Overcrowded Unity State prison needs more capacity
August 14, 2012 (BENTIU) – Unity State prison is overcrowded with prisoners and needs to be redeveloped to increase its capacity and improve standards, local authorities told Sudan Tribune on Tuesday.
Prison officials called on developmental organizations to facilitate renovating the prisons residential area for renovation and improve poor facilities and access to clean water.

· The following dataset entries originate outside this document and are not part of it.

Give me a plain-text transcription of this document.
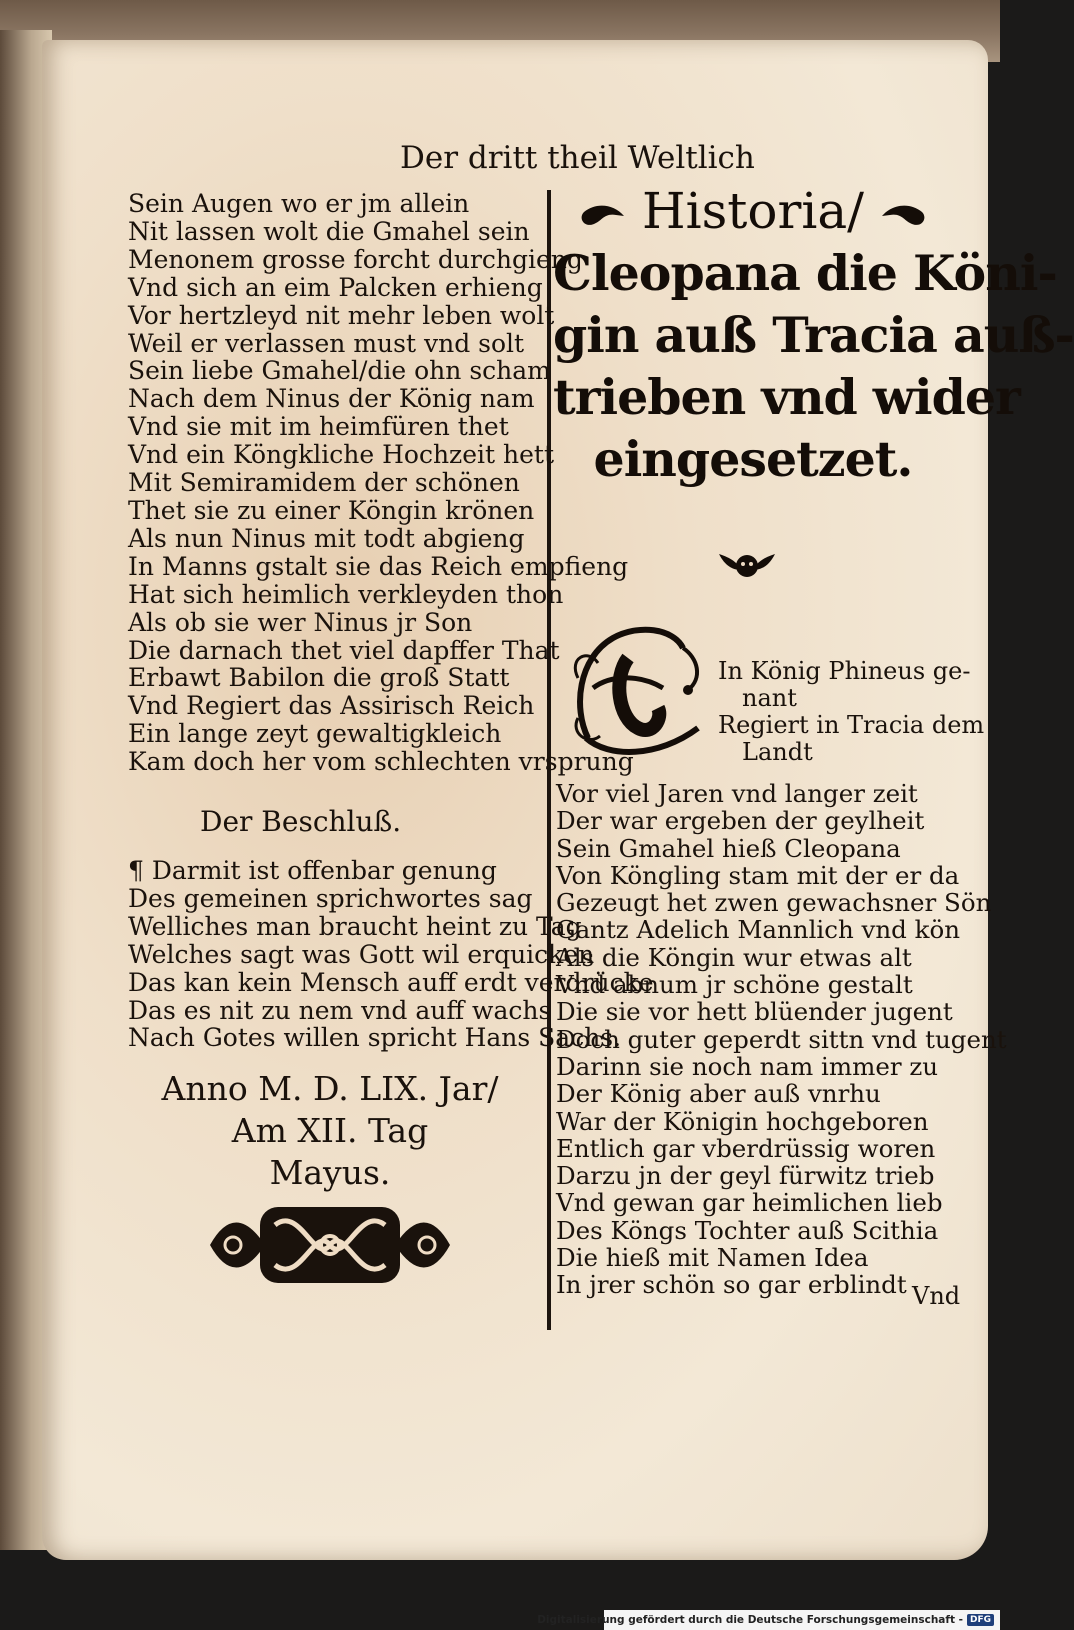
Der dritt theil Weltlich
Sein Augen wo er jm allein
Nit lassen wolt die Gmahel sein
Menonem grosse forcht durchgieng
Vnd sich an eim Palcken erhieng
Vor hertzleyd nit mehr leben wolt
Weil er verlassen must vnd solt
Sein liebe Gmahel/die ohn scham
Nach dem Ninus der König nam
Vnd sie mit im heimfüren thet
Vnd ein Köngkliche Hochzeit hett
Mit Semiramidem der schönen
Thet sie zu einer Köngin krönen
Als nun Ninus mit todt abgieng
In Manns gstalt sie das Reich empfieng
Hat sich heimlich verkleyden thon
Als ob sie wer Ninus jr Son
Die darnach thet viel dapffer That
Erbawt Babilon die groß Statt
Vnd Regiert das Assirisch Reich
Ein lange zeyt gewaltigkleich
Kam doch her vom schlechten vrsprung
Der Beschluß.
¶ Darmit ist offenbar genung
Des gemeinen sprichwortes sag
Welliches man braucht heint zu Tag
Welches sagt was Gott wil erquicken
Das kan kein Mensch auff erdt verdrücke
Das es nit zu nem vnd auff wachs
Nach Gotes willen spricht Hans Sachs.
Anno M. D. LIX. Jar/
Am XII. Tag
Mayus.
Historia/
Cleopana die Köni-
gin auß Tracia auß-
trieben vnd wider
eingesetzet.
In König Phineus ge-
nant
Regiert in Tracia dem
Landt
Vor viel Jaren vnd langer zeit
Der war ergeben der geylheit
Sein Gmahel hieß Cleopana
Von Köngling stam mit der er da
Gezeugt het zwen gewachsner Sön
Gantz Adelich Mannlich vnd kön
Als die Köngin wur etwas alt
Vnd abnum jr schöne gestalt
Die sie vor hett blüender jugent
Doch guter geperdt sittn vnd tugent
Darinn sie noch nam immer zu
Der König aber auß vnrhu
War der Königin hochgeboren
Entlich gar vberdrüssig woren
Darzu jn der geyl fürwitz trieb
Vnd gewan gar heimlichen lieb
Des Köngs Tochter auß Scithia
Die hieß mit Namen Idea
In jrer schön so gar erblindt Vnd
Digitalisierung gefördert durch die Deutsche Forschungsgemeinschaft - DFG
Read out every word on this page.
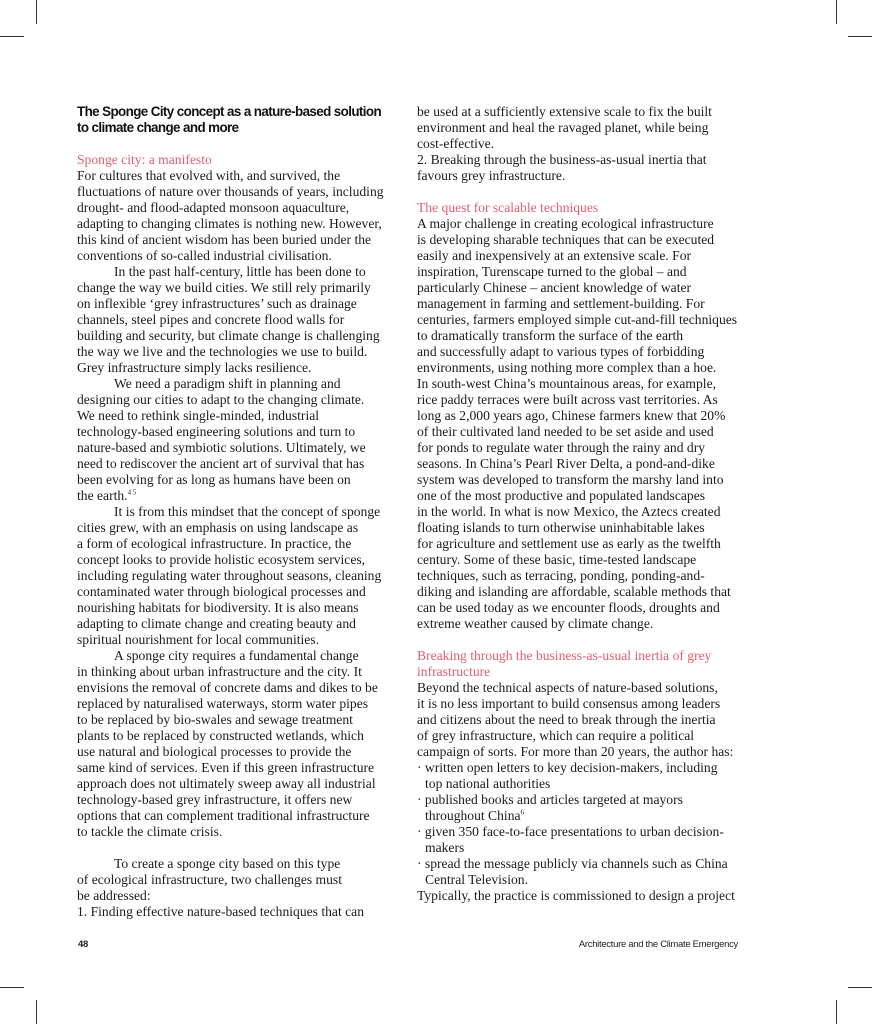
The Sponge City concept as a nature-based solution
to climate change and more
Sponge city: a manifesto
For cultures that evolved with, and survived, the
fluctuations of nature over thousands of years, including
drought- and flood-adapted monsoon aquaculture,
adapting to changing climates is nothing new. However,
this kind of ancient wisdom has been buried under the
conventions of so-called industrial civilisation.
In the past half-century, little has been done to
change the way we build cities. We still rely primarily
on inflexible ‘grey infrastructures’ such as drainage
channels, steel pipes and concrete flood walls for
building and security, but climate change is challenging
the way we live and the technologies we use to build.
Grey infrastructure simply lacks resilience.
We need a paradigm shift in planning and
designing our cities to adapt to the changing climate.
We need to rethink single-minded, industrial
technology-based engineering solutions and turn to
nature-based and symbiotic solutions. Ultimately, we
need to rediscover the ancient art of survival that has
been evolving for as long as humans have been on
the earth.$^{4 5}$
It is from this mindset that the concept of sponge
cities grew, with an emphasis on using landscape as
a form of ecological infrastructure. In practice, the
concept looks to provide holistic ecosystem services,
including regulating water throughout seasons, cleaning
contaminated water through biological processes and
nourishing habitats for biodiversity. It is also means
adapting to climate change and creating beauty and
spiritual nourishment for local communities.
A sponge city requires a fundamental change
in thinking about urban infrastructure and the city. It
envisions the removal of concrete dams and dikes to be
replaced by naturalised waterways, storm water pipes
to be replaced by bio-swales and sewage treatment
plants to be replaced by constructed wetlands, which
use natural and biological processes to provide the
same kind of services. Even if this green infrastructure
approach does not ultimately sweep away all industrial
technology-based grey infrastructure, it offers new
options that can complement traditional infrastructure
to tackle the climate crisis.
To create a sponge city based on this type
of ecological infrastructure, two challenges must
be addressed:
1. Finding effective nature-based techniques that can
be used at a sufficiently extensive scale to fix the built
environment and heal the ravaged planet, while being
cost-effective.
2. Breaking through the business-as-usual inertia that
favours grey infrastructure.
The quest for scalable techniques
A major challenge in creating ecological infrastructure
is developing sharable techniques that can be executed
easily and inexpensively at an extensive scale. For
inspiration, Turenscape turned to the global – and
particularly Chinese – ancient knowledge of water
management in farming and settlement-building. For
centuries, farmers employed simple cut-and-fill techniques
to dramatically transform the surface of the earth
and successfully adapt to various types of forbidding
environments, using nothing more complex than a hoe.
In south-west China’s mountainous areas, for example,
rice paddy terraces were built across vast territories. As
long as 2,000 years ago, Chinese farmers knew that 20%
of their cultivated land needed to be set aside and used
for ponds to regulate water through the rainy and dry
seasons. In China’s Pearl River Delta, a pond-and-dike
system was developed to transform the marshy land into
one of the most productive and populated landscapes
in the world. In what is now Mexico, the Aztecs created
floating islands to turn otherwise uninhabitable lakes
for agriculture and settlement use as early as the twelfth
century. Some of these basic, time-tested landscape
techniques, such as terracing, ponding, ponding-and-
diking and islanding are affordable, scalable methods that
can be used today as we encounter floods, droughts and
extreme weather caused by climate change.
Breaking through the business-as-usual inertia of grey
infrastructure
Beyond the technical aspects of nature-based solutions,
it is no less important to build consensus among leaders
and citizens about the need to break through the inertia
of grey infrastructure, which can require a political
campaign of sorts. For more than 20 years, the author has:
· written open letters to key decision-makers, including
top national authorities
· published books and articles targeted at mayors
throughout China$^6$
· given 350 face-to-face presentations to urban decision-
makers
· spread the message publicly via channels such as China
Central Television.
Typically, the practice is commissioned to design a project
48	Architecture and the Climate Emergency
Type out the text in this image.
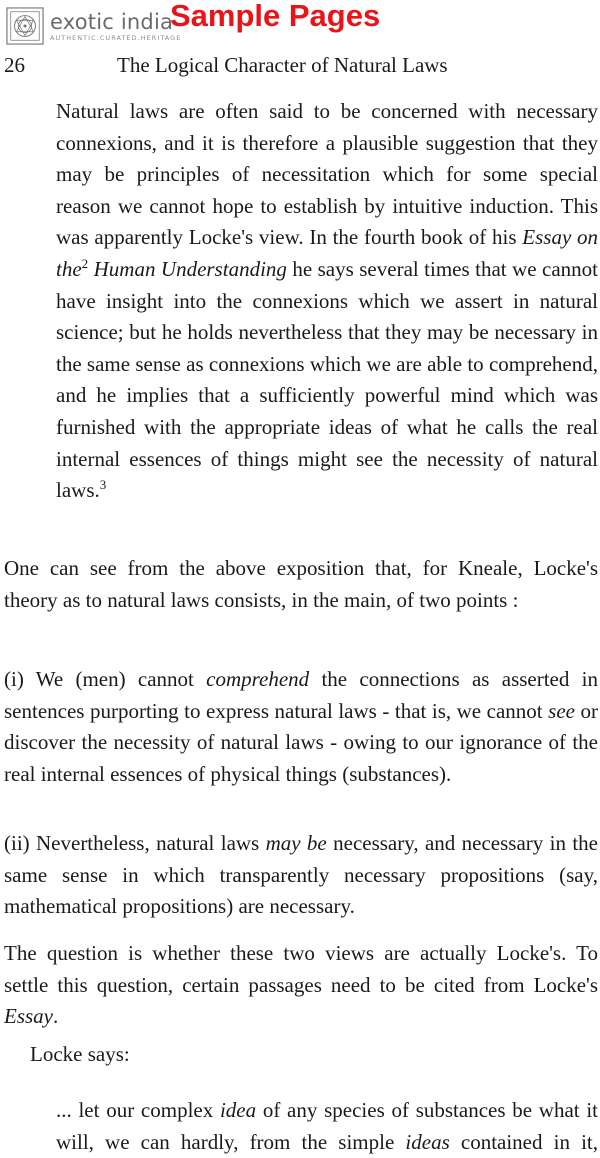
exotic india
AUTHENTIC.CURATED.HERITAGE
Sample Pages
26	The Logical Character of Natural Laws

Natural laws are often said to be concerned with necessary connexions, and it is therefore a plausible suggestion that they may be principles of necessitation which for some special reason we cannot hope to establish by intuitive induction. This was apparently Locke's view. In the fourth book of his Essay on the$^2$ Human Understanding he says several times that we cannot have insight into the connexions which we assert in natural science; but he holds nevertheless that they may be necessary in the same sense as connexions which we are able to comprehend, and he implies that a sufficiently powerful mind which was furnished with the appropriate ideas of what he calls the real internal essences of things might see the necessity of natural laws.$^3$

One can see from the above exposition that, for Kneale, Locke's theory as to natural laws consists, in the main, of two points :

(i) We (men) cannot comprehend the connections as asserted in sentences purporting to express natural laws - that is, we cannot see or discover the necessity of natural laws - owing to our ignorance of the real internal essences of physical things (substances).

(ii) Nevertheless, natural laws may be necessary, and necessary in the same sense in which transparently necessary propositions (say, mathematical propositions) are necessary.

The question is whether these two views are actually Locke's. To settle this question, certain passages need to be cited from Locke's Essay.

Locke says:

... let our complex idea of any species of substances be what it will, we can hardly, from the simple ideas contained in it,
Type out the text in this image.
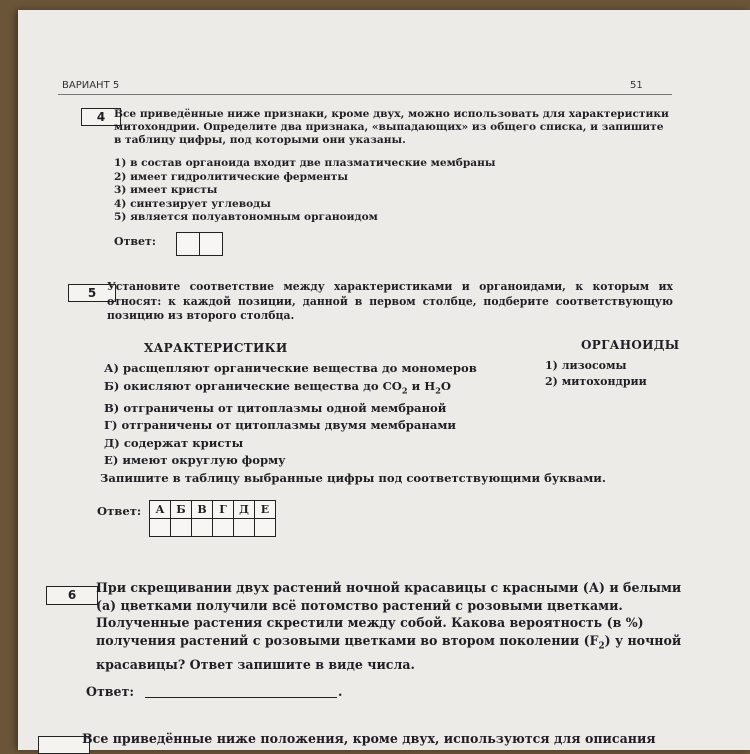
ВАРИАНТ 5	51
4 Все приведённые ниже признаки, кроме двух, можно использовать для характеристики митохондрии. Определите два признака, «выпадающих» из общего списка, и запишите в таблицу цифры, под которыми они указаны.
1) в состав органоида входит две плазматические мембраны
2) имеет гидролитические ферменты
3) имеет кристы
4) синтезирует углеводы
5) является полуавтономным органоидом
Ответ:
5	Установите соответствие между характеристиками и органоидами, к которым их относят: к каждой позиции, данной в первом столбце, подберите соответствующую позицию из второго столбца.
ХАРАКТЕРИСТИКИ	ОРГАНОИДЫ
А) расщепляют органические вещества до мономеров
Б) окисляют органические вещества до $CO_2$ и $H_2O$
В) отграничены от цитоплазмы одной мембраной
Г) отграничены от цитоплазмы двумя мембранами
Д) содержат кристы
Е) имеют округлую форму
1) лизосомы
2) митохондрии
Запишите в таблицу выбранные цифры под соответствующими буквами.
Ответ: А	Б	В	Г	Д	Е

6	При скрещивании двух растений ночной красавицы с красными (А) и белыми (а) цветками получили всё потомство растений с розовыми цветками. Полученные растения скрестили между собой. Какова вероятность (в %) получения растений с розовыми цветками во втором поколении $(F_2)$ у ночной красавицы? Ответ запишите в виде числа.
Ответ:	.
Все приведённые ниже положения, кроме двух, используются для описания
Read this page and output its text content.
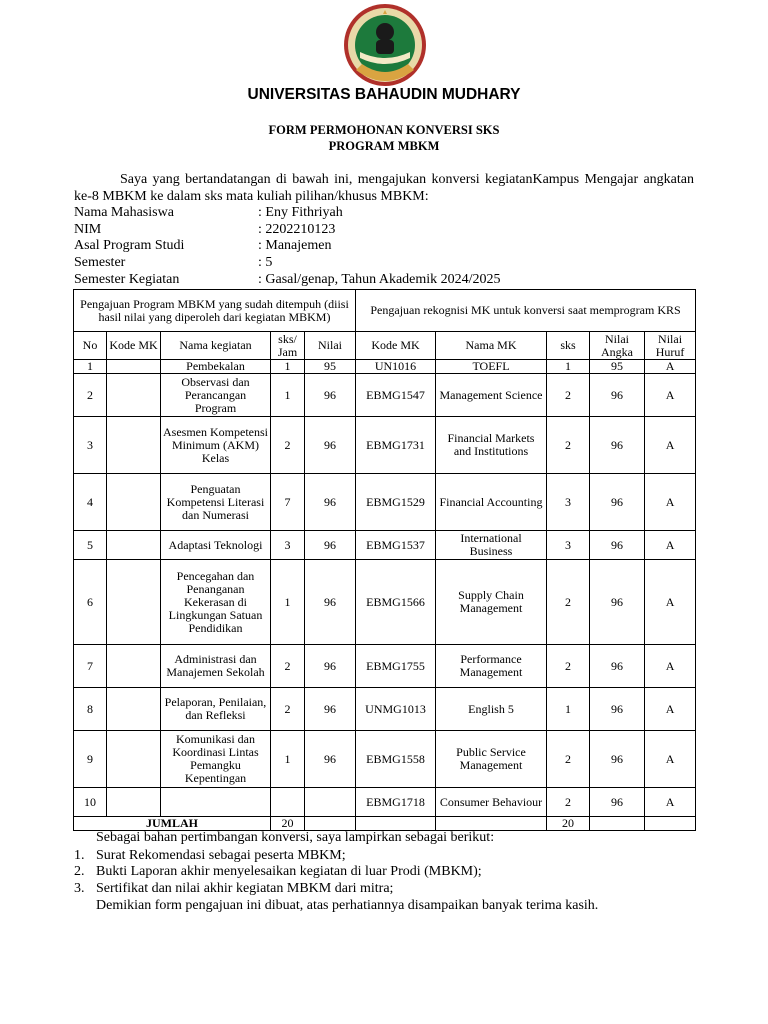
UNIVERSITAS BAHAUDIN MUDHARY
FORM PERMOHONAN KONVERSI SKS
PROGRAM MBKM
Saya yang bertandatangan di bawah ini, mengajukan konversi kegiatanKampus Mengajar angkatan ke-8 MBKM ke dalam sks mata kuliah pilihan/khusus MBKM:
Nama Mahasiswa	: Eny Fithriyah
NIM	: 2202210123
Asal Program Studi	: Manajemen
Semester	: 5
Semester Kegiatan	: Gasal/genap, Tahun Akademik 2024/2025
Pengajuan Program MBKM yang sudah ditempuh (diisi hasil nilai yang diperoleh dari kegiatan MBKM)					Pengajuan rekognisi MK untuk konversi saat memprogram KRS				
No	Kode MK	Nama kegiatan	sks/ Jam	Nilai	Kode MK	Nama MK	sks	Nilai Angka	Nilai Huruf
1		Pembekalan	1	95	UN1016	TOEFL	1	95	A
2		Observasi dan Perancangan Program	1	96	EBMG1547	Management Science	2	96	A
3		Asesmen Kompetensi Minimum (AKM) Kelas	2	96	EBMG1731	Financial Markets and Institutions	2	96	A
4		Penguatan Kompetensi Literasi dan Numerasi	7	96	EBMG1529	Financial Accounting	3	96	A
5		Adaptasi Teknologi	3	96	EBMG1537	International Business	3	96	A
6		Pencegahan dan Penanganan Kekerasan di Lingkungan Satuan Pendidikan	1	96	EBMG1566	Supply Chain Management	2	96	A
7		Administrasi dan Manajemen Sekolah	2	96	EBMG1755	Performance Management	2	96	A
8		Pelaporan, Penilaian, dan Refleksi	2	96	UNMG1013	English 5	1	96	A
9		Komunikasi dan Koordinasi Lintas Pemangku Kepentingan	1	96	EBMG1558	Public Service Management	2	96	A
10					EBMG1718	Consumer Behaviour	2	96	A
JUMLAH			20				20		
Sebagai bahan pertimbangan konversi, saya lampirkan sebagai berikut:
1. Surat Rekomendasi sebagai peserta MBKM;
2. Bukti Laporan akhir menyelesaikan kegiatan di luar Prodi (MBKM);
3. Sertifikat dan nilai akhir kegiatan MBKM dari mitra;
Demikian form pengajuan ini dibuat, atas perhatiannya disampaikan banyak terima kasih.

Human Rights Watch (HRW) in a report earlier this year called on South Sudan to stop arbitrarily arresting its citizens and improve its “dire” prison conditions.
Lt Col Younis Orac Tipo, Director for Unity State’s prison services said that the 142 inmates in Bentiu prison were living in congested in rooms and called on the state government to improve conditions. The prison was built to hold only 100 inmates.
The HRW report earlier this year said that “flawed processes, unlawful detentions, and dire conditions in South Sudan’s prisons reflect the urgent need to improve the new nation’s fledgling justice system.”
HRW visited 12 of the country’s 79 institutions and found that most of the facilities were either “damaged or crumbling” with cells that were “unhygienic, severely overcrowded” and without “sufficient ventilation”.
Tipo adding that people to death sentences and those who had only committed minor crimes were kept in the same rooms. However, children and women were in a separate room he said.
Unity State’s government has built an incomplete prison center, 20 kilometres outside Bentiu but it was not finished due to insufficient funds.
An upgrade is also needed as some prisoners are able to escape. Because the prison is in a densely populated area guards say they are unable to shoot at escapees.
Peter Gatluak Tai, a prisoner serving six months for murder (sentences can be significantly shortened in South Sudan if compensation, usually paid in cows, is quickly provided to the family of the deceased), told Sudan Tribune that the government needed to provide water and recommended the government to build a water tank within the prison.
“In the morning some people will go to bring water somewhere else, we have food here, food is present the problem is only water so if possible let the government bring us donkey to bring water from the river”.
Unity State Prison is home to eight children arrested for committing crimes such as theft. Others are there for impregnating girls under the age of eighteen.
Gabriel Machot Paluath, 15, was arrested for stealing a DVD player and says he regrets his actions. He urged other young boys to focus on education rather than crime.
Unity State’s prison services held a joint meeting with developmental organizations, including the UN Mission in South Sudan and the United Nation Development Programme last Friday to discuss rehabilitating the prison services in the state.
In Unity State prisoners are suffer in unhygienic conditions. Many are heavily sick and do not receive proper medical attention.
The HRW report earlier this year said “flawed processes, unlawful detentions, and dire conditions in South Sudan’s prisons reflect the urgent need to improve the new nation’s fledgling justice system.”
HRW visited 12 of the country’s 79 institutions and found that most of the facilities were either “damaged or crumbling” with cells that were “unhygienic, severely overcrowded” and without “sufficient ventilation”.